The number of convenience stores in the UK has increased by 17% since 2012 according to a report by the Local Data Company (LDC) whilst Global Data predict that the convenience sector will grow by a further 22% in the next five years.
With the ongoing threat of online shopping and internet giant Amazon stepping into the market with their Amazon Pantry and Prime Now offerings, how is the convenience store continuing to grow in such challenging conditions?
Little and often
The trend is towards shopping little and often rather than doing one big shop at the weekend. Smaller households with less storage space lead to consumers doing more regular top up shops to complement those from the bigger supermarkets.
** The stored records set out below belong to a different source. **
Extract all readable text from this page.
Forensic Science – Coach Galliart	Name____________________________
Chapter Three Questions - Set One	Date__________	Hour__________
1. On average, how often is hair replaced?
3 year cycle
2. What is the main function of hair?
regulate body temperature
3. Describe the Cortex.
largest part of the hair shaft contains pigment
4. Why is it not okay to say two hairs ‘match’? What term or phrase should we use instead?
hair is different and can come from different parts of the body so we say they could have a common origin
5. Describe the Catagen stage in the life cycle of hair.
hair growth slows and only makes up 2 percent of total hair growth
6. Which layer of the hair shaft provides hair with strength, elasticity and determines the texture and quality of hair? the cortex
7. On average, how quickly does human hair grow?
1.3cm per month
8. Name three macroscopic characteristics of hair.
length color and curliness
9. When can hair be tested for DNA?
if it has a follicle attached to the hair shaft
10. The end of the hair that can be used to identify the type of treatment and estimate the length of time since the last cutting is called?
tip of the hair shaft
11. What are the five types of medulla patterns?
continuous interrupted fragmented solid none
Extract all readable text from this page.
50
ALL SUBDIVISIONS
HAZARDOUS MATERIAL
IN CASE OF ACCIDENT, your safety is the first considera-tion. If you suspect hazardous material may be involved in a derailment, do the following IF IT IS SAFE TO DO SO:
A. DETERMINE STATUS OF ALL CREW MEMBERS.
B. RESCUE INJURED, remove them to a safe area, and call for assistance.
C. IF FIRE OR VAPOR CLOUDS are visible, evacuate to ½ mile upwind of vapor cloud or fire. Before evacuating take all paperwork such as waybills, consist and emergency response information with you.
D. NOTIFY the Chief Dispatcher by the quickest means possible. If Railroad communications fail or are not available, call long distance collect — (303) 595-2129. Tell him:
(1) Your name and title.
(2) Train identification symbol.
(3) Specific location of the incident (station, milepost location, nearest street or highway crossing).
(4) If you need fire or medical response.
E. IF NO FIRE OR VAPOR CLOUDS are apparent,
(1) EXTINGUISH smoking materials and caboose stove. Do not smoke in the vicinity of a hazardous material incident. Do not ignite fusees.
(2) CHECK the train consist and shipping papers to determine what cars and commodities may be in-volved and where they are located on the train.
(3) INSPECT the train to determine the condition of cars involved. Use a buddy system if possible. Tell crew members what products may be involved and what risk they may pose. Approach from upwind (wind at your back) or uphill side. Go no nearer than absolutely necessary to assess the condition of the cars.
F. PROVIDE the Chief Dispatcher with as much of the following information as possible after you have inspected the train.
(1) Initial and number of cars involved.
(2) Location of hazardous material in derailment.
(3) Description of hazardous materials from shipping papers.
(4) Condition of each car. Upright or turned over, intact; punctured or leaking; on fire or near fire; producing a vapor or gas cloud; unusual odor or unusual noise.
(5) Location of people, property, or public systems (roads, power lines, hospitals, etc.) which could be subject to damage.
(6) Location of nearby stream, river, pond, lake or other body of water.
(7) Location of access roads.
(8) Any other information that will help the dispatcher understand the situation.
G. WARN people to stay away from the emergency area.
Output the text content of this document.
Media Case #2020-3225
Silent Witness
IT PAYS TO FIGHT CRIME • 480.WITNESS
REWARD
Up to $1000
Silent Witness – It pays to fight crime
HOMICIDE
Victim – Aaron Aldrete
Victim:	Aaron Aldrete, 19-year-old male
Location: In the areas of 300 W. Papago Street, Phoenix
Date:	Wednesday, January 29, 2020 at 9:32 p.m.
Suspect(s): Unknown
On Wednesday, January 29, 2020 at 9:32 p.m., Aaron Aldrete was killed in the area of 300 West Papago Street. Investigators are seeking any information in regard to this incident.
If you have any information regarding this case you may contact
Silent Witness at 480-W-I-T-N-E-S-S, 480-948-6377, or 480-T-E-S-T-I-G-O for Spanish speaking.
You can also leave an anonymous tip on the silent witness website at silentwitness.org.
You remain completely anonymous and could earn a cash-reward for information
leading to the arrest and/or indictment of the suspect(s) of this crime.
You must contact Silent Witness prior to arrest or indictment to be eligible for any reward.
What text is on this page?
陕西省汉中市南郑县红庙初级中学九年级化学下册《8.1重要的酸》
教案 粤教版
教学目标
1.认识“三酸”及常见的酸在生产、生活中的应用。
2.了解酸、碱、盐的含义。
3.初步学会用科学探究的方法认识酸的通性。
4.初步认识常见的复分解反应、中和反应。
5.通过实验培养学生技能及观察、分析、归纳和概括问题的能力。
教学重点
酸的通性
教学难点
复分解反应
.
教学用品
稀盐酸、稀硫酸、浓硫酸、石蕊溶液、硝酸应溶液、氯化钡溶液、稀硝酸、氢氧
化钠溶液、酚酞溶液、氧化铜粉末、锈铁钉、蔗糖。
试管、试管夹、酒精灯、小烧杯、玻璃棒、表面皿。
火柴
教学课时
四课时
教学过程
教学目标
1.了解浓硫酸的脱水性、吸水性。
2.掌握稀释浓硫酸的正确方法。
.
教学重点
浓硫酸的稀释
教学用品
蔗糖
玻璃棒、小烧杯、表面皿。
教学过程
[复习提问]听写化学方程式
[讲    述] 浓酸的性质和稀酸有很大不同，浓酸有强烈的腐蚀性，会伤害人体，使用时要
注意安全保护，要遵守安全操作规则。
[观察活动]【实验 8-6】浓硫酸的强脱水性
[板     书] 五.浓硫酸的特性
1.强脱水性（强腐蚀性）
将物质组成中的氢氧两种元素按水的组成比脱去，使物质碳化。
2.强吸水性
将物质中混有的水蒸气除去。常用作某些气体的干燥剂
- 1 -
Millennials are driving this change in behaviour, doing their food and grocery shopping in convenience stores on a more regular basis. 25.3% of 25-34-year-olds say that they do their weekly shop in a convenience store, versus just 5.7% of 55-64-year-olds.
The younger generations are not only using convenience stores for top-up shopping but have begun using them for weekly shops as speed and ease of shopping are increasingly important factors to time-pressured millennials.
Convenience and product range
The clue is in the name ,but convenience stores offer consumers not only ease of shopping but also an increased product range that is comparable with mini supermarkets. Quality is increasingly important, and the convenience sector have upped their game to match the demand of the millennial shopper.
Stores now offer everything from soap to slush drinks and cigarettes to sushi leaving shoppers little reason to seek out the bigger stores.
Food to go and fresh produce
Food on the go continues to drive the profits upwards due to the higher margin and flexibility of prices against usual branded food items.
The purchase of a few staple items such as bread and milk drive three quarters of all convenience store purchases according to the Global Data report however fresh produce is becoming increasingly popular with consumers looking to buy goods that would last two to three days from their local convenience store.
In store experience
Whilst the news all appears to be positive, the convenience sector can’t rest on its laurels and needs to continue to monitor consumer trends.
As well as price and convenience, the in-store experience is becoming ever more important and shop owners will need to ensure that they offer an experience to match or better their larger competitors.
A word of caution also needs to be added regarding upcoming legislation changes. Scotland has recently introduced minimum pricing for alcohol and the rest of the UK is watching this closely.
The sugar tax has just been introduced and with a looming obesity crisis, there could be further health related legislation.
The convenience sector has proven that it can adapt and face challenges head on, as the sector continues to grow there has rarely been a better time to be a convenience store owner.